Cina, cristiani superano comunisti
Stime: "Raggiunti 130 mln di fedeli"
I cristiani in Cina hanno superato gli iscritti al Partito comunista al potere dal 1949. Stime ufficiali parlano di 21 milioni in tutto, ripartiti tra protestanti (16 milioni) e cattolici (5 milioni). La realtà è diversa. Secondo alcune associazioni private americane, sarebbero ben 130 milioni i fedeli. I membri al Partito raggiungono i 74 milioni. Per ogni tessera ci sono quasi due battezzati: non era mai successo nella storia cinese.
Anche se in rapporto alla popolazione globale cinese (un miliardo e 300 milioni di persone) si tratta di cifre piccole, in termini assoluti è un fenomeno dirompente.
Quando il leader Mao prese il potere i cristiani rappresentavano a mala pena l'1 percento della popolazione complessiva, ed erano quasi tutti cattolici. Il cristianesimo sfonda soprattutto nel ceto medio alto emergente che vive nelle città, tra coloro che rappresentano la classe del boom economico. Questo spiega in parte come mai siano i protestanti, con la loro etica legata al capitalismo, a crescere più velocemente. Ma le maggiori difficoltà dei cattolici trovano le loro radici anche nel fatto che i rapporti tra Pechino e Vaticano sono estremamente più complessi, e subiscono svariati alti e bassi.
Resiste la religione degli antenati, il confucianesimo, diffuso soprattutto nelle campagne, dove la tradizione è sentita di più. Zhao Xiao, un ex funzionario del Partito comunista che ha scelto di aderire pubblicamente alla comunità protestante di Shanghai, ha spiegato il perché: "Siamo la prima generazione che si dà agli affari, e la prima generazione che abbraccia il cristianesimo.
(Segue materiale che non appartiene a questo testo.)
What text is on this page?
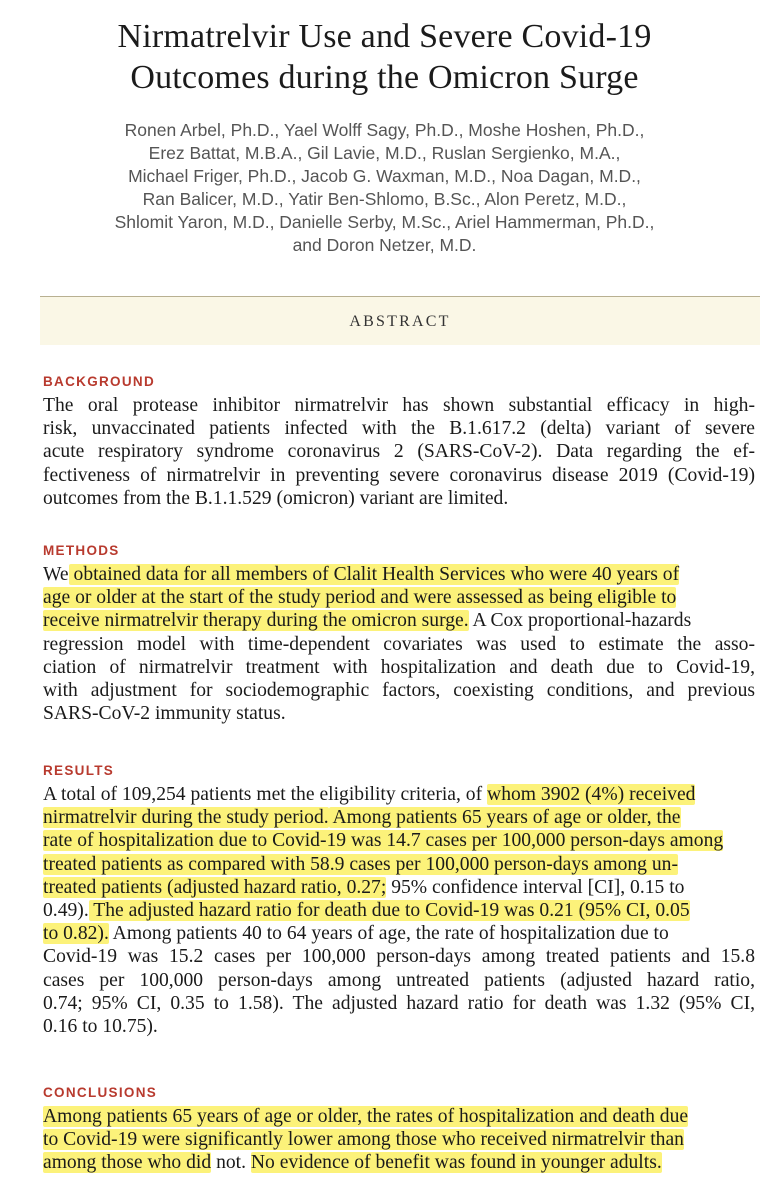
Nirmatrelvir Use and Severe Covid-19
Outcomes during the Omicron Surge
Ronen Arbel, Ph.D., Yael Wolff Sagy, Ph.D., Moshe Hoshen, Ph.D.,
Erez Battat, M.B.A., Gil Lavie, M.D., Ruslan Sergienko, M.A.,
Michael Friger, Ph.D., Jacob G. Waxman, M.D., Noa Dagan, M.D.,
Ran Balicer, M.D., Yatir Ben-Shlomo, B.Sc., Alon Peretz, M.D.,
Shlomit Yaron, M.D., Danielle Serby, M.Sc., Ariel Hammerman, Ph.D.,
and Doron Netzer, M.D.
ABSTRACT
BACKGROUND
The oral protease inhibitor nirmatrelvir has shown substantial efficacy in high-
risk, unvaccinated patients infected with the B.1.617.2 (delta) variant of severe
acute respiratory syndrome coronavirus 2 (SARS-CoV-2). Data regarding the ef-
fectiveness of nirmatrelvir in preventing severe coronavirus disease 2019 (Covid-19)
outcomes from the B.1.1.529 (omicron) variant are limited.
METHODS
We obtained data for all members of Clalit Health Services who were 40 years of
age or older at the start of the study period and were assessed as being eligible to
receive nirmatrelvir therapy during the omicron surge. A Cox proportional-hazards
regression model with time-dependent covariates was used to estimate the asso-
ciation of nirmatrelvir treatment with hospitalization and death due to Covid-19,
with adjustment for sociodemographic factors, coexisting conditions, and previous
SARS-CoV-2 immunity status.
RESULTS
A total of 109,254 patients met the eligibility criteria, of whom 3902 (4%) received
nirmatrelvir during the study period. Among patients 65 years of age or older, the
rate of hospitalization due to Covid-19 was 14.7 cases per 100,000 person-days among
treated patients as compared with 58.9 cases per 100,000 person-days among un-
treated patients (adjusted hazard ratio, 0.27; 95% confidence interval [CI], 0.15 to
0.49). The adjusted hazard ratio for death due to Covid-19 was 0.21 (95% CI, 0.05
to 0.82). Among patients 40 to 64 years of age, the rate of hospitalization due to
Covid-19 was 15.2 cases per 100,000 person-days among treated patients and 15.8
cases per 100,000 person-days among untreated patients (adjusted hazard ratio,
0.74; 95% CI, 0.35 to 1.58). The adjusted hazard ratio for death was 1.32 (95% CI,
0.16 to 10.75).
CONCLUSIONS
Among patients 65 years of age or older, the rates of hospitalization and death due
to Covid-19 were significantly lower among those who received nirmatrelvir than
among those who did not. No evidence of benefit was found in younger adults.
Non è un caso: l'economia di mercato scoraggia la pigrizia, ma non può impedire la scorrettezza e la menzogna. A farlo può essere solo un forte sentimento religioso".
Il problema è quanto margine di libertà viene concessa dalle autorità. Secondo la legge cinese un qualsiasi assembramento cui partecipino più di 25 persone necessita dell'autorizzazione del regime. Per aggirare l'ostacolo si fa ricorso allo strumento della "home church", la "chiesa in casa". In parole povere: ci si riunisce in una ventina in una casa privata e si compie il rito religioso.
Pochi mesi fa il presidente Hu Jintao convocò una serie di leader religiosi per dire loro che "quanti hanno un sentimento religioso devono essere oggetto di cura per costruire insieme una prospera società.
Ma poi, alla vigilia delle Olimpiadi, il capo dell'organizzazione delle "home churches" di Pechino, Zhang Mingxuan, è stato fortemente invitato a non farsi trovare in città per tutta la durata dei Giochi. Tornato dopo la partenza dell'ultimo atleta, gli è stato spiegato che il consiglio era stato prorogato sine die. Contemporaneamente i reponsabili della Provincia dell'Henan facevano arrestare una decina di cristiani che avevano fatto una colletta in favore delle vittime del terremoto in Sichuan.